Le jeune elfe se tut en attendant la question d’un Toldaka qui avait retrouvé son calme habituel, comprenant que c’était là le seul moyen d’obtenir l’information qui l’intéressait.

-Reprends depuis le début Timy, et raconte-moi tout à un rythme que je peux suivre.
-Bien, haut maître Avosy. Nous avons tenté…

* * *

Iad 42 de l’ère impériale, vingt-cinquième dan de Mely

Steshin et Solek, l’un des deux brigands recrutés quelques dano plus tôt, descendirent l’escalier en direction des cuisines tandis que Timy, Kenta, l’autre brigand, et Kin Aurum, l’érudit pourchassé, restèrent au sommet des marches, entre deux portes. L’érudit plaça l’oreille contre la porte au travers de laquelle il pouvait entendre une conversation étouffée. Timy s’adressa alors à lui, à voix basse.

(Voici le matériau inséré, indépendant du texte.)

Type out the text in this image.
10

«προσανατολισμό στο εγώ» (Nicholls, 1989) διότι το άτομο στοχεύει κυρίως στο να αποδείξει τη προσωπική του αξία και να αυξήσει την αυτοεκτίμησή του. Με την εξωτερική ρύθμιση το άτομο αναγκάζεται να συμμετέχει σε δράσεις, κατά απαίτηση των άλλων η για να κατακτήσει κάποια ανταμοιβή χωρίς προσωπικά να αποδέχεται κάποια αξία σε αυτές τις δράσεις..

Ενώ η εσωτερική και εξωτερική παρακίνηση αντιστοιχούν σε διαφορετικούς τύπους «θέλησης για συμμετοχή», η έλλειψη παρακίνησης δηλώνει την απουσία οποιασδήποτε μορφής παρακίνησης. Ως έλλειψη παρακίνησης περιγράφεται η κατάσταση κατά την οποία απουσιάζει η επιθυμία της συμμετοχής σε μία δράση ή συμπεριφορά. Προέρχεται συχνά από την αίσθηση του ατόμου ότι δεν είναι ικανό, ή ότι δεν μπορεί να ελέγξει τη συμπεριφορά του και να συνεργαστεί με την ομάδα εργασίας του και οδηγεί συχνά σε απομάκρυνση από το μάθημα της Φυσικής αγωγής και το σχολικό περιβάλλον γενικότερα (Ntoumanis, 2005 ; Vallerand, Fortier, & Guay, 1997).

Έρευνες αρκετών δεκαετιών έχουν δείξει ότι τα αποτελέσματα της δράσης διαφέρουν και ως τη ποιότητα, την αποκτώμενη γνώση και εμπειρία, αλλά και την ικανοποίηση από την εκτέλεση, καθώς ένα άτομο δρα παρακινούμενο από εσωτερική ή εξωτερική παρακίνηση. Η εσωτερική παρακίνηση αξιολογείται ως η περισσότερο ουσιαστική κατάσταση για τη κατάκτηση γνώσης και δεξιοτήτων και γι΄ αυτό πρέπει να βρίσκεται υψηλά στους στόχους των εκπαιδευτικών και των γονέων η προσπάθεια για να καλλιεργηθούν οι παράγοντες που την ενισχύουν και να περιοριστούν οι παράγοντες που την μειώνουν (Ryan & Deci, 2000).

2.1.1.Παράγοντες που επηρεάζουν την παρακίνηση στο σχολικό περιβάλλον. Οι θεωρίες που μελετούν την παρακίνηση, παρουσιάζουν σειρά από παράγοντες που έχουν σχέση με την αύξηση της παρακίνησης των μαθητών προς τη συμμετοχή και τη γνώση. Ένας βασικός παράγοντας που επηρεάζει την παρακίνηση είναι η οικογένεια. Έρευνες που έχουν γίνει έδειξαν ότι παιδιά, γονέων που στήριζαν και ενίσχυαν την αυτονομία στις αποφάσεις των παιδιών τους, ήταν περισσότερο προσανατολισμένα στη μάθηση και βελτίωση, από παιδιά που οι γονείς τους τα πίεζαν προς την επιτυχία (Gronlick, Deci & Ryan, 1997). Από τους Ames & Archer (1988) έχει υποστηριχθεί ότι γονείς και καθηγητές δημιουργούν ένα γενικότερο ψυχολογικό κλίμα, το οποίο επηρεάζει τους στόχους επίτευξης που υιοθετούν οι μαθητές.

-Qu’allons-nous faire, messire Kin ?
-Pour le moment, je vais en profiter pour savoir quelle raison motive ce triste sir dans sa chasse sans fin à mon encontre.
-C’est pas un voleur de grand chemin ou que’que chose comme ça ?
-C’est en effet un brigand de grand chemin à n’en point douter. Vil et cruel comme tous ceux de son espèce par ailleurs…

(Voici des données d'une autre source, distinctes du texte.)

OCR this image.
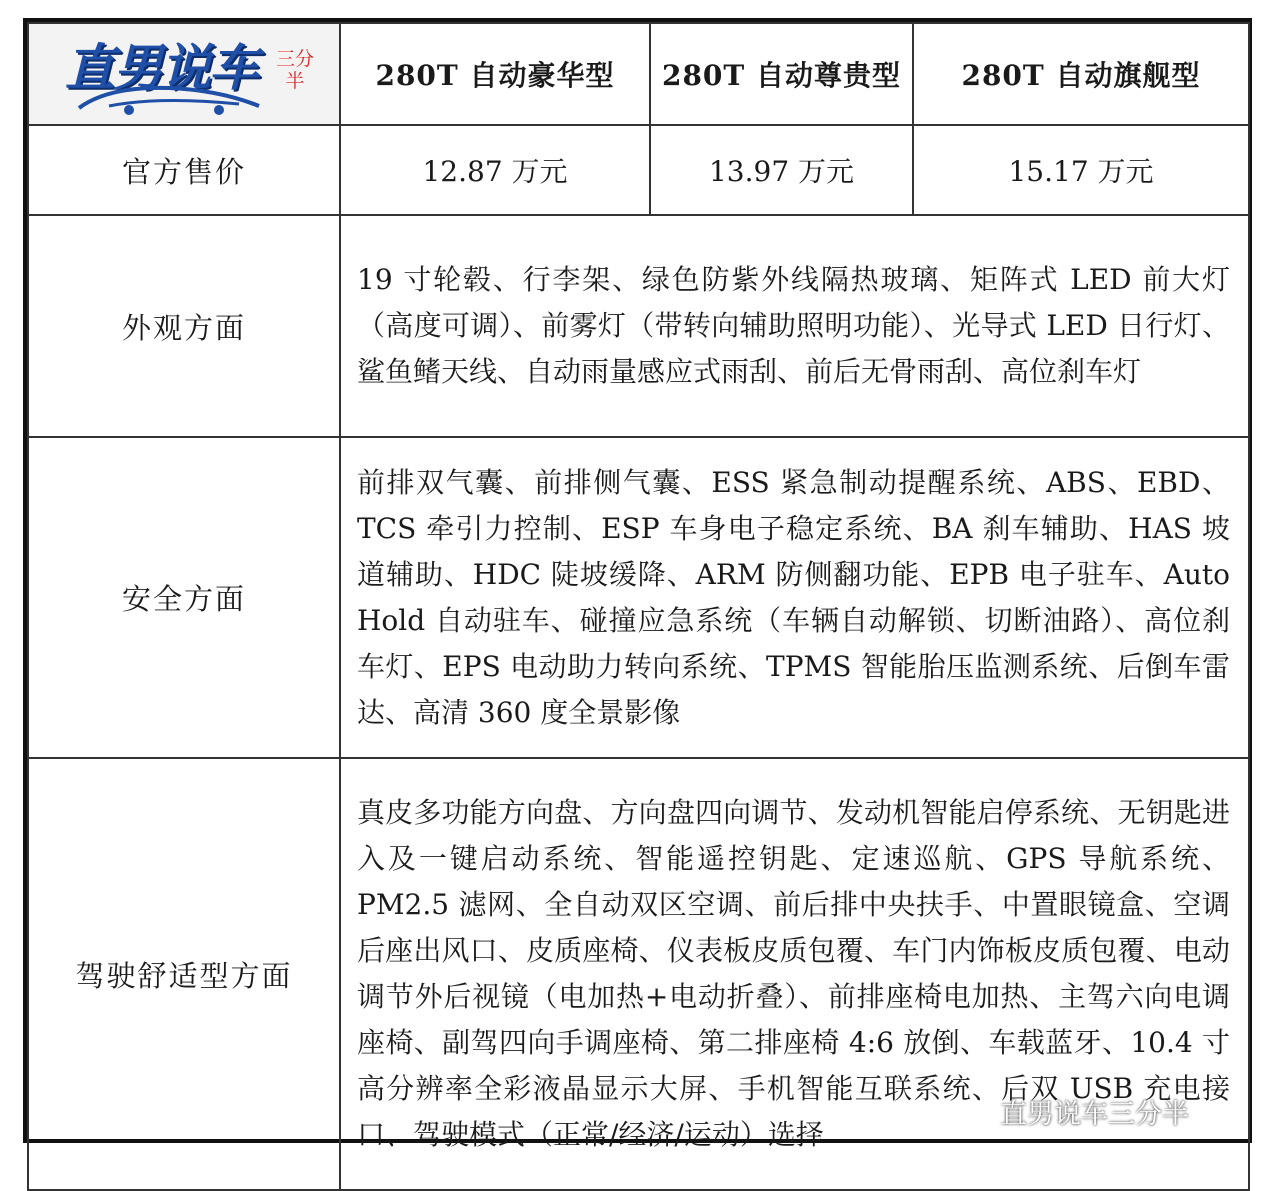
直男说车 三分半	280T 自动豪华型	280T 自动尊贵型	280T 自动旗舰型
官方售价	12.87 万元	13.97 万元	15.17 万元
外观方面	19 寸轮毂、行李架、绿色防紫外线隔热玻璃、矩阵式 LED 前大灯（高度可调）、前雾灯（带转向辅助照明功能）、光导式 LED 日行灯、鲨鱼鳍天线、自动雨量感应式雨刮、前后无骨雨刮、高位刹车灯		
安全方面	前排双气囊、前排侧气囊、ESS 紧急制动提醒系统、ABS、EBD、TCS 牵引力控制、ESP 车身电子稳定系统、BA 刹车辅助、HAS 坡道辅助、HDC 陡坡缓降、ARM 防侧翻功能、EPB 电子驻车、Auto Hold 自动驻车、碰撞应急系统（车辆自动解锁、切断油路）、高位刹车灯、EPS 电动助力转向系统、TPMS 智能胎压监测系统、后倒车雷达、高清 360 度全景影像		
驾驶舒适型方面	真皮多功能方向盘、方向盘四向调节、发动机智能启停系统、无钥匙进入及一键启动系统、智能遥控钥匙、定速巡航、GPS 导航系统、PM2.5 滤网、全自动双区空调、前后排中央扶手、中置眼镜盒、空调后座出风口、皮质座椅、仪表板皮质包覆、车门内饰板皮质包覆、电动调节外后视镜（电加热+电动折叠）、前排座椅电加热、主驾六向电调座椅、副驾四向手调座椅、第二排座椅 4:6 放倒、车载蓝牙、10.4 寸高分辨率全彩液晶显示大屏、手机智能互联系统、后双 USB 充电接口、驾驶模式（正常/经济/运动）选择		
直男说车三分半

Kenta émit un raclement de gorge lourd de sens au vu de son passé récent au cœur des bois du royaume de Forishny.

-…Mais cela n’explique pas pour autant sa fascination pour ma personne que l’on pourrait presque considérer comme étant une sorte de désir charnel macabre. Peut-être une forme de puissante pulsion nécrophile associé à un régime alimentaire cannibale.
-Et qu’entendez-vous présentement, messire Kin ?
-À présent, il demande de l’aide pour continuer de mener à bien ses petits braconnages.
-Il demande l’aide de qui ? Du baron ?
-Je ne sais pas vraiment. Il ne fait pas preuve de l’obséquieuse politesse protocolaire des elfes à son encontre. Il s’agit plus probablement de quelqu’un de moins haut sur l’échelle du pouvoir avec qui il peut parler d’égal à égal. Un roturier par exemple.
-Sur quelle échelle ? Bon, c’est sans intérêt. Si on doit les empêcher de prendre les deux autres par derrière, autant les attendre dans les cuisines, non ?

L’ancien brigand n’eut aucune réponse, l’érudit étant bien trop absorbé par la conversation qu’il espionnait ainsi que ses propres réflexions.

-Il est en train de lui parler de sa passion pour les chèvres. De ce qu’il déclame, cette passion n’est pas que purement métaphorique ou issue d’un désir d’agrandir son savoir mais plutôt pour satisfaire ses plus bas instincts. De la perversité à l’état pur.
-Méta quoi ? Attend, il fourre des chèvres quand il en croise une ?
-C’est à peu près ça, Kenta.
-N’est-ce pas une sorte de rituel de passage à l’âge adulte au sein de groupes de brigands dans certaines régions reculées du royaume elfe de Forishny ?
-Euh… Non, pas qu’je sache. J’ai jamais fait ça. J’ai jamais fourré une chèvre, moi.
-Évidemment, mon cher Kenta. Vous ne faites pas partie de ce genre de déviants à la morale plus que douteuse.
-Que faisons-nous, messire Kin ?
-C’est vrai ça. Nous n’allons pas poser notre cul ici toute la nash.
-Autant en profiter pour nous débarrasser de ce sinistre personnage ainsi il ne risquera plus de venir perturber notre si paisible traversée des forêts verdoyantes du royaume elfe de Forishny.
-Ah ! De l’action. Ça me plait déjà plus que de rester ici à rien faire. On se lance comment ?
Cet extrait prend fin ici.